Today, Lawlor is HR director and a senior vice president of the brand experience agency, but when she joined 18 years ago, it had no HR department at all.

But becoming an HR professional had not been part of her career plan. Lawlor had originally started out as an account manager for a publishing firm but, after seven years, felt that it was time for a change.

 
Although she wasn’t exactly certain of what she wanted to do, she was sure about the type of company that she wanted to work for: a dynamic, creative agency. Lawlor also knew that she wanted to work on the commercial side of the business, doing something that involved lots of interaction with people.

So, she joined Jack Morton – although back then it was known as Spectrum Communications, followed by Caribiner, before it was finally acquired by Jack Morton in 2000.

Jack Morton is the creative brains behind a number of big-name brand and product launches as well as major public events such as London’s New Year fireworks display. It has also devised the opening and closing ceremonies for various significant international sporting events, including the Athens Olympics.

 
Lawlor was the HR lead on that particular project, which involved setting up a company, growing staff numbers from four to 300 and then finally closing it all down again. “Things never stand still. It’s not a company that makes widgets: every project we undertake for a client is different,” she explains.
 
Carving out a role
 
Initially, Lawlor joined the finance team in a support role that was more junior than her publishing position, but at least meant that she got a foot in the door in the kind of company that she was keen to work for.
 
But because Spectrum, as was, didn’t have an HR person, some of the paperwork involved in creating job offers landed in her in-box.
 
Lawlor did more than send the offers out, however. She took the opportunity to expand her part in the recruitment process over time until she had carved out a full-blown HR role for herself.

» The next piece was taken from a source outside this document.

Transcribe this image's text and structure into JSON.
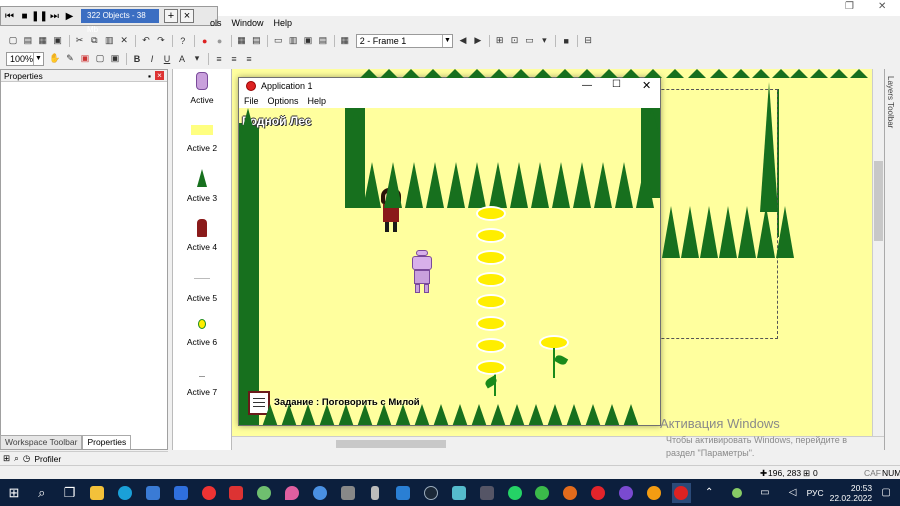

The company was really supportive and helped her get the HR training that she required from the Chartered Institute of Personnel and Development. She also added to her skills armoury with a degree in counselling, which has likewise proved useful in the workplace.

Today, Lawlor has an assistant to help her manage the firm’s 80 permanent UK staff (although these numbers can double due to temporary staff being hired at peak times) and is part of a global HR team.

 
Her main role is to source and manage talent for the company. Staff turnover is low, however, and Lawlor herself has been with the organisation for nearly 20 years.
 
People tend to stay, which means that she gets to follow – and hopefully help shape – their careers closely. “It’s fascinating to watch someone develop and help them,” she says.

Lawlor puts their loyalty down to the variety of the work on offer as well as the fact that the company tries to listen to its employees and use their feedback to improve the business. It also helps that Jack Morton has remained relatively unscathed by the ongoing economic climate and is still managing to grow.

 
And finally…

Who do you admire most and why?
It has to be my mum. She offers such sound advice.

What’s your most hated buzzword?
“I need to put that on the backburner and get back to you. End of.”

What’s the best piece of advice you’ve been given?

Listen 80% of the time and talk 20% of the time. You get a lot more out of people if you listen to them.

How do you relax?
Spending time with my children. When you walk through your door, you have to switch off from work when you’ve got children.